Ilustración de UFW e Iptables

Tabla de contenido

¿Qué es el cortafuegos UFW en Ubuntu/Debian?

UFW o Muro de fuego sin complicaciones es exactamente lo que sugiere el nombre. Es una utilidad de configuración de cortafuegos que simplifica la configuración para el usuario común. Interactúa con IPTables y realiza cambios con el uso de IPTables mientras ofrece un uso de comandos realmente simple.

Trabajar con el cortafuegos UFW en Ubuntu/Debian

Con Ubuntu , UFW viene preinstalado, pero en Debian , necesitamos instalar el paquete. Correr apt install ufw Para empezar.

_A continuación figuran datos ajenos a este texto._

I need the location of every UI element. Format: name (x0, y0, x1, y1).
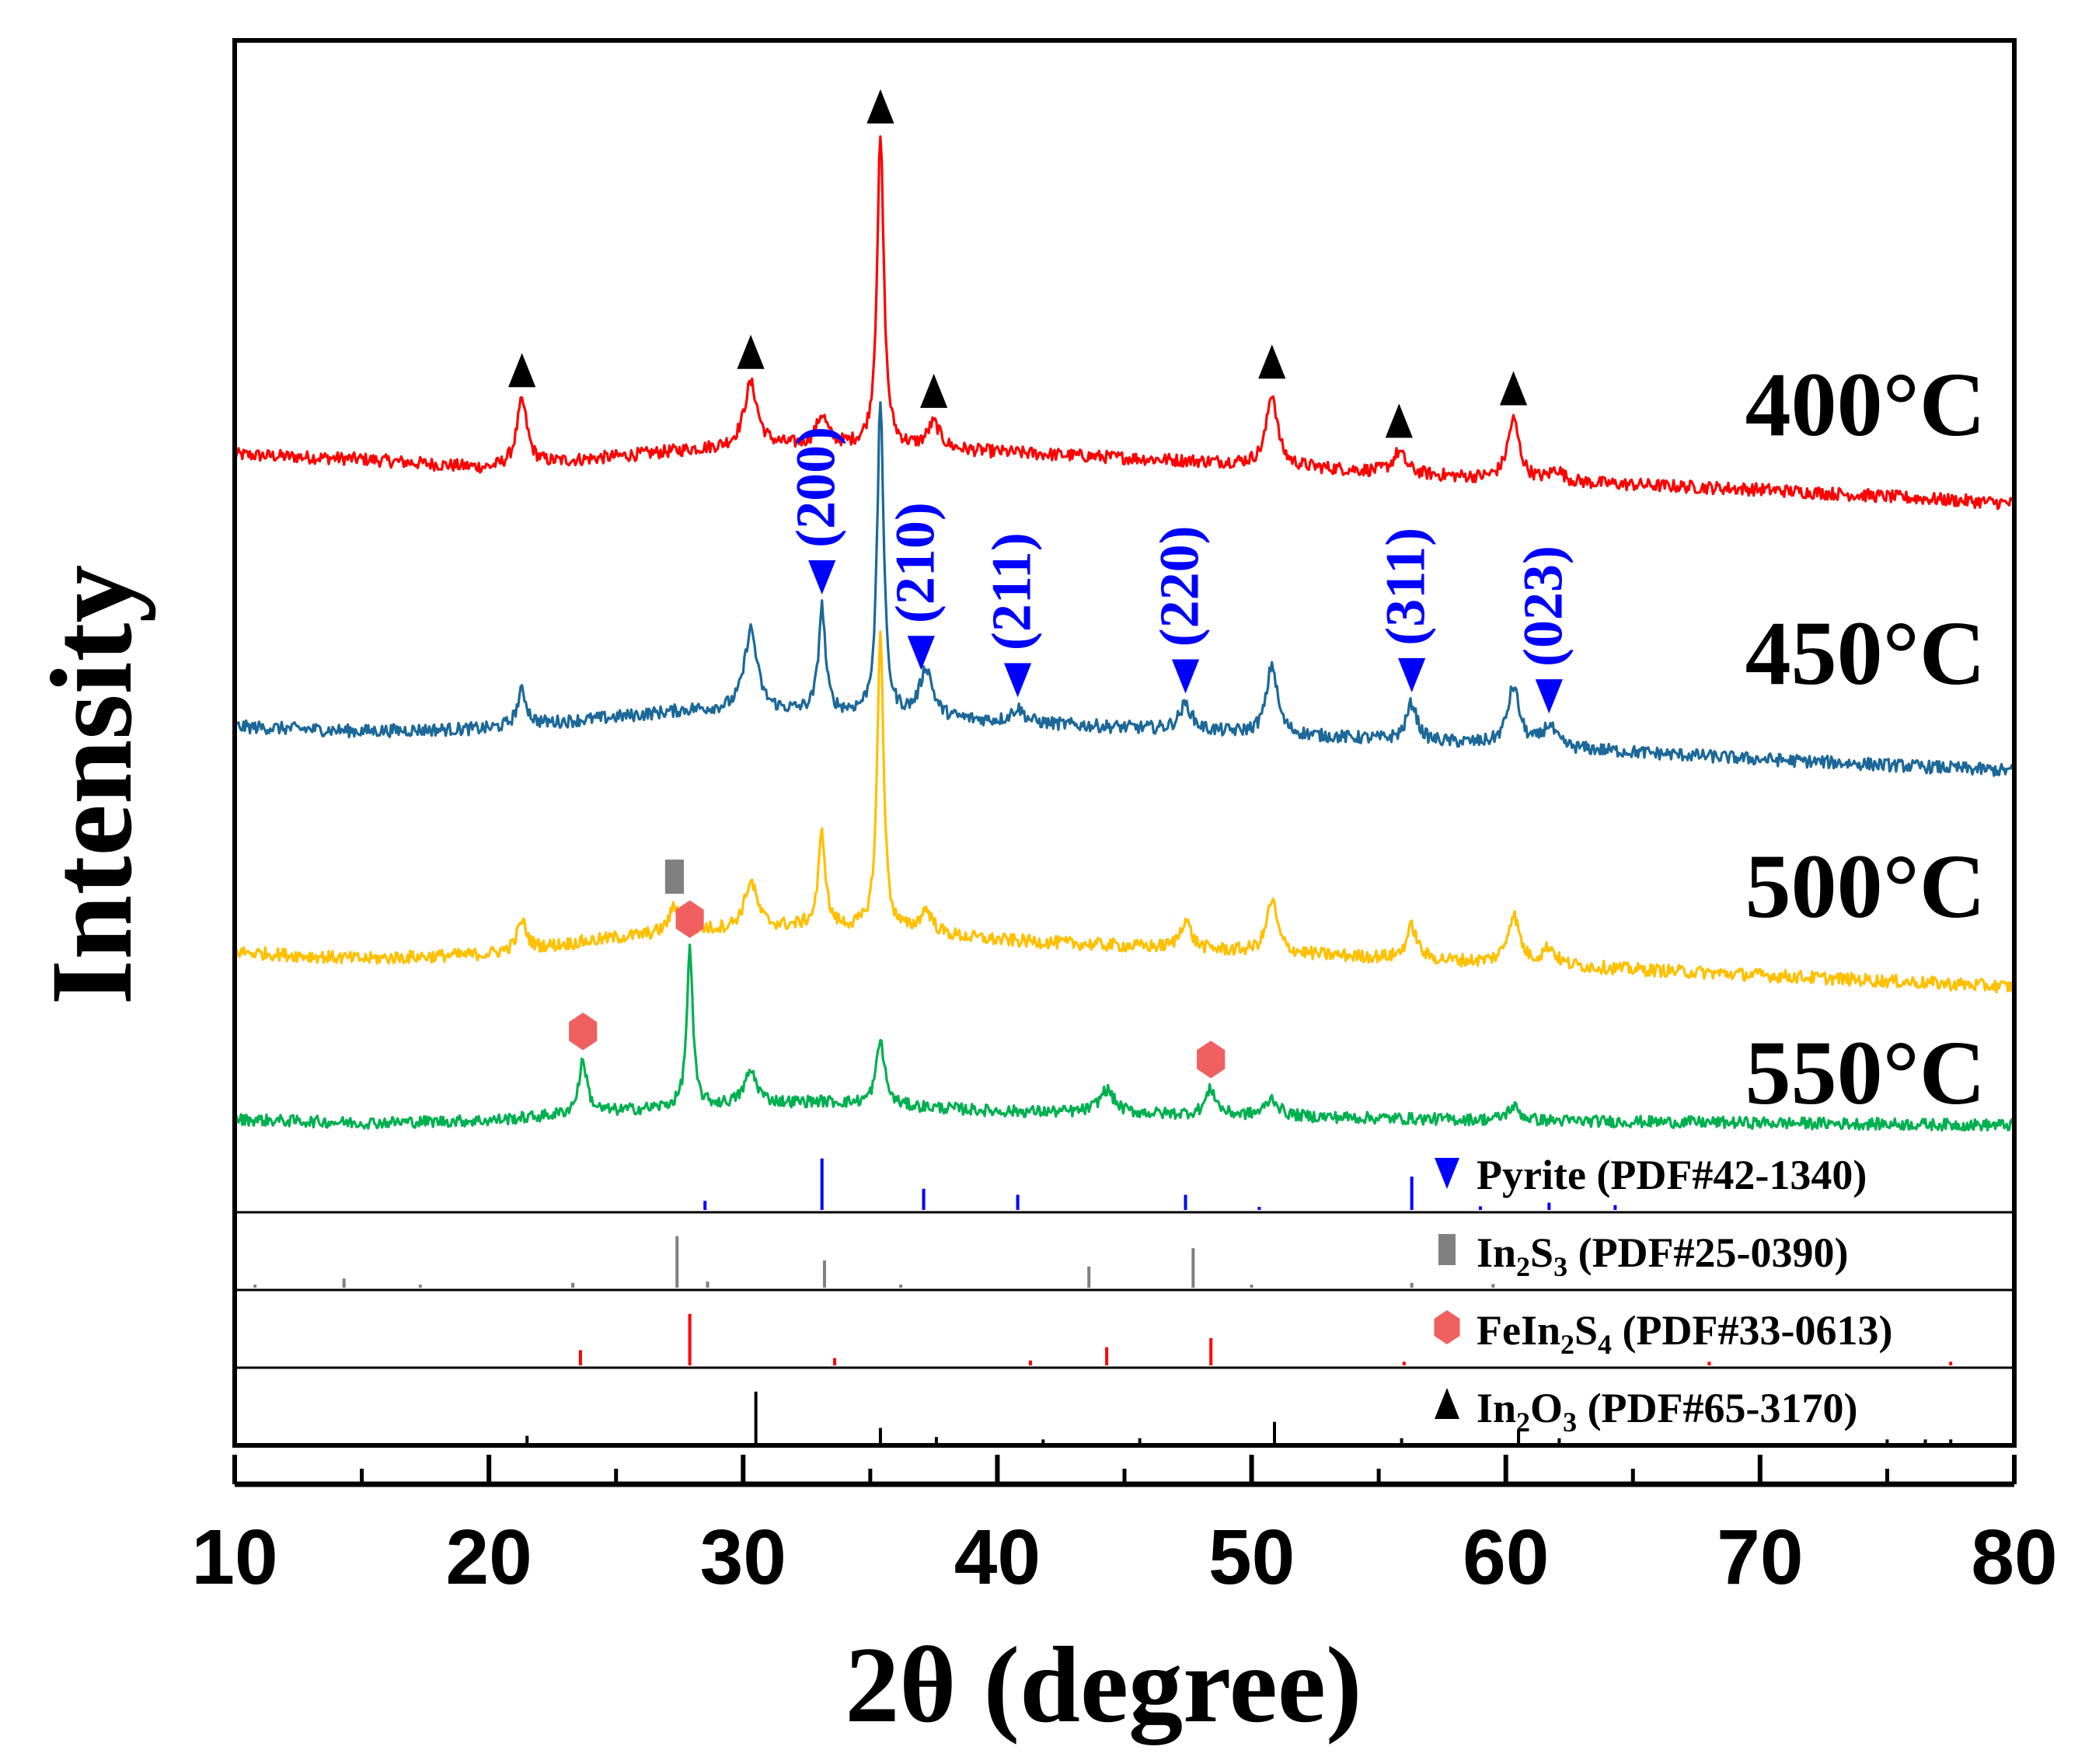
label-part: FeIn (1477, 1307, 1560, 1354)
label-part: 2 (1560, 1329, 1574, 1360)
series-label: 450°C (1745, 602, 1986, 704)
legend-symbol (1434, 1310, 1460, 1344)
x-axis-label: 2θ (degree) (845, 1625, 1362, 1745)
reference-label: FeIn2S4 (PDF#33-0613) (1477, 1307, 1892, 1360)
peak-marker-in2o3 (1499, 371, 1528, 406)
reference-label: In2O3 (PDF#65-3170) (1477, 1385, 1857, 1438)
label-part: In (1477, 1385, 1516, 1431)
peak-marker-pyrite (1535, 679, 1563, 714)
label-part: 3 (1553, 1251, 1567, 1282)
series-line-1 (233, 401, 2016, 777)
peak-marker-in2o3 (866, 89, 894, 124)
label-part: 2 (1516, 1251, 1530, 1282)
series-line-3 (233, 943, 2016, 1132)
miller-index-label: (311) (1375, 528, 1437, 646)
legend-symbol (1438, 1234, 1456, 1265)
reference-label: In2S3 (PDF#25-0390) (1477, 1229, 1849, 1282)
label-part: 4 (1598, 1329, 1612, 1360)
x-tick-label: 40 (954, 1514, 1041, 1601)
miller-index-labels: (200) (210) (211) (220) (311) (023) (785, 427, 1574, 667)
label-part: 2 (1516, 1407, 1530, 1438)
series-line-2 (234, 630, 2016, 994)
axes: 10 20 30 40 50 60 70 80 (191, 38, 2058, 1601)
reference-label: Pyrite (PDF#42-1340) (1477, 1152, 1867, 1198)
peak-marker-fein2s4 (569, 1013, 598, 1051)
y-axis-label: Intensity (27, 565, 156, 1006)
series-label: 400°C (1745, 354, 1986, 455)
miller-index-label: (023) (1511, 546, 1574, 667)
peak-marker-in2o3 (737, 334, 765, 369)
label-part: 3 (1563, 1407, 1577, 1438)
miller-index-label: (220) (1149, 525, 1211, 647)
x-tick-label: 80 (1971, 1514, 2057, 1601)
peak-marker-in2o3 (1258, 344, 1286, 379)
miller-index-label: (210) (884, 502, 946, 623)
peak-marker-pyrite (1398, 657, 1426, 692)
miller-index-label: (211) (981, 532, 1043, 650)
series-line-0 (233, 135, 2014, 511)
x-tick-label: 50 (1208, 1514, 1295, 1601)
label-code: (PDF#65-3170) (1577, 1385, 1857, 1431)
peak-marker-pyrite (907, 636, 935, 671)
x-tick-label: 30 (700, 1514, 786, 1601)
x-tick-label: 10 (191, 1514, 277, 1601)
label-part: S (1530, 1229, 1553, 1276)
series-label: 550°C (1745, 1022, 1986, 1124)
reference-panels: Pyrite (PDF#42-1340)In2S3 (PDF#25-0390)F… (235, 1152, 2014, 1443)
peak-marker-in2o3 (1385, 403, 1413, 438)
peak-marker-fein2s4 (1197, 1041, 1226, 1079)
miller-index-label: (200) (785, 427, 847, 548)
peak-marker-pyrite (1171, 659, 1200, 694)
peak-marker-in2o3 (508, 353, 536, 388)
x-tick-label: 20 (446, 1514, 532, 1601)
label-part: S (1574, 1307, 1598, 1354)
peak-marker-in2o3 (920, 373, 948, 408)
series-labels: 400°C 450°C 500°C 550°C (1745, 354, 1986, 1124)
label-part: In (1477, 1229, 1516, 1276)
peak-markers (508, 89, 1563, 1079)
peak-marker-in2s3 (664, 859, 685, 894)
legend-symbol (1435, 1388, 1459, 1419)
peak-marker-pyrite (1004, 663, 1032, 698)
peak-marker-pyrite (808, 560, 836, 595)
peak-marker-fein2s4 (675, 900, 704, 938)
legend-symbol (1435, 1158, 1459, 1189)
label-part: O (1530, 1385, 1563, 1431)
label-code: (PDF#25-0390) (1567, 1229, 1848, 1276)
label-code: (PDF#33-0613) (1612, 1307, 1892, 1354)
x-tick-label: 70 (1717, 1514, 1803, 1601)
x-tick-label: 60 (1463, 1514, 1549, 1601)
series-label: 500°C (1745, 835, 1986, 937)
pattern-traces (233, 135, 2016, 1132)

De forma predeterminada, UFW está deshabilitado. Podemos confirmar esto ejecutando el comando ufw status. Para habilitar el firewall, escribiremos ufw enable .

                      
[email protected]:~# ufw status
Status: inactive

[email protected]:~# ufw enable
Command may disrupt existing ssh connections. Proceed with operation (y|n)?

[email protected]:~# ufw status
Status: active

To                         Action      From
--                         ------      ----
22/tcp                     ALLOW       Anywhere
22/tcp (v6)                ALLOW       Anywhere (v6)


                    

¿Dónde se encuentra el archivo de configuración de UFW?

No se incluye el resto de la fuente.